The first trading day of the week was positive for the S&P 500 as the index is finally rallying after closing two weeks in loss. In the last 2 weeks, the S&P 500 closed with a loss higher than 2%, which pushed the RSI indicator into oversold territory.
The bullish stance of the S&P 500 is driven by the earning calls from various companies. But the biggest catalyst is the FOMC meeting that's due to happen in the next few days. The markets will be looking forward to the interest rate decision with a higher chance of no rate hikes or cuts.

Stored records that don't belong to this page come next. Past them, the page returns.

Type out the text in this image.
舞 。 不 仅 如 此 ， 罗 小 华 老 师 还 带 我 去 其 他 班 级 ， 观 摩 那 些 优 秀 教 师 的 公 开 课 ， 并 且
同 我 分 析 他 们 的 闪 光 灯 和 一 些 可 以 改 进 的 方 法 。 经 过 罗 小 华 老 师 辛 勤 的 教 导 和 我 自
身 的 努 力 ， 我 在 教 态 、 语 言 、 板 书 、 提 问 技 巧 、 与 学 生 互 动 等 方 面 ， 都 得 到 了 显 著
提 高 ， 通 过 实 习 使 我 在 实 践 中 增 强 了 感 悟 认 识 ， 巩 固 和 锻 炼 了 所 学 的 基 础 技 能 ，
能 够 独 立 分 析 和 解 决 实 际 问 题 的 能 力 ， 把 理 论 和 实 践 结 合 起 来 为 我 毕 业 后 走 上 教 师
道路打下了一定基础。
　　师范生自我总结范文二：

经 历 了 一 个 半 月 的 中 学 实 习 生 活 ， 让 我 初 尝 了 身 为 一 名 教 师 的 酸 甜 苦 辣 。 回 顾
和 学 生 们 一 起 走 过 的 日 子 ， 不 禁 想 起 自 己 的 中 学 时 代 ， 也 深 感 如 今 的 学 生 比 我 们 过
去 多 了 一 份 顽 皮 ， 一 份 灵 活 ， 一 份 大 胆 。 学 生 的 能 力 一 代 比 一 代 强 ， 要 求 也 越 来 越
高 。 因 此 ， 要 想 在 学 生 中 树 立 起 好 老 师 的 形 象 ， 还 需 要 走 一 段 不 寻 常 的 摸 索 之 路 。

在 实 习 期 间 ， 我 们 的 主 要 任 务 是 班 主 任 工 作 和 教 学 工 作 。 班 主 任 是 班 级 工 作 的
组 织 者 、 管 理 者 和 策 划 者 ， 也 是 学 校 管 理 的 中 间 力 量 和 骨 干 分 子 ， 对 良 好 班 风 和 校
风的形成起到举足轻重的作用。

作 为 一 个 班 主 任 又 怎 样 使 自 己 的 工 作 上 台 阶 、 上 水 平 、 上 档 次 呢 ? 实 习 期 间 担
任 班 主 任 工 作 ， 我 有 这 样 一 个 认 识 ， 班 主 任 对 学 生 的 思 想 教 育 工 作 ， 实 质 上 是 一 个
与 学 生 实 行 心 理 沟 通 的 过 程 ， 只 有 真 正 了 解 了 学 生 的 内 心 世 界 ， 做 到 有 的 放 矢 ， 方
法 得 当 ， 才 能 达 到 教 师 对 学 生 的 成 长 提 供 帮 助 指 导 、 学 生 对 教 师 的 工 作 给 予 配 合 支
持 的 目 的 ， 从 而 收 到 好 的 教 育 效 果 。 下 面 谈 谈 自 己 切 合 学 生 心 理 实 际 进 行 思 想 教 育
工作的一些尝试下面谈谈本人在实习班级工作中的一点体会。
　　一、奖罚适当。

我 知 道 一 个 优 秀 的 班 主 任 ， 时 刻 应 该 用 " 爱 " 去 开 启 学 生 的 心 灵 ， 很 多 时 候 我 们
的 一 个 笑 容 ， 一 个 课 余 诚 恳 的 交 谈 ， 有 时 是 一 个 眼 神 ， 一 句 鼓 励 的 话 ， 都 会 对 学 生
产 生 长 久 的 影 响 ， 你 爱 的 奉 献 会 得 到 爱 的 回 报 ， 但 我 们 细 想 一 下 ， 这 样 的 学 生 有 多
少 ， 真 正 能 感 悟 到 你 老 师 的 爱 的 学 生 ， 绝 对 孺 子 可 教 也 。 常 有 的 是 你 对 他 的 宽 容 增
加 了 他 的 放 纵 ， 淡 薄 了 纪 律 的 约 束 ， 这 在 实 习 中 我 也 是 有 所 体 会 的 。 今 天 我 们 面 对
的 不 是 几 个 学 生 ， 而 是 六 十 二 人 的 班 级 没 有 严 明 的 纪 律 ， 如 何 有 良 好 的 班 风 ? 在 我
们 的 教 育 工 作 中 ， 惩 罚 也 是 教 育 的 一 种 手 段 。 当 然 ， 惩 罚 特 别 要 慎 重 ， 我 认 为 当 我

According to Mike Wilson (expert from Morgan Stanley), the S&P 500's bullish stance is short-lived. He added that the year 2023 end will see the S&P 500 index trading near the 3900 points. On the other hand, Morgan Stanley also holds a similar view and is urging investors to enjoy the lower share prices.
If we look back, it becomes clear that Mike Wilson was the guy who predicted the bear market of 2022. This time, he is back again with a forecast that suggests that no bullish rally will be seen by the end of this year.
If we measure the S&P 500 performance starting from July's end till today, the index has lost -9.7% of its value already. But if we also look at the forecasts made by the experts, it appears that a drop of another -5% is also on the cards.
As for the reasoning behind the bearish call, the analyst believes that business confidence is declining along with consumer confidence as well. All of these factors are not supportive of a bullish stock market as we get near to the holiday season.
According to the forecasts, the chances of a rate hike at the next Fed meeting now stand at 3%. On the contrary, those who believe that no rate hike will take place account for 97% of the votes.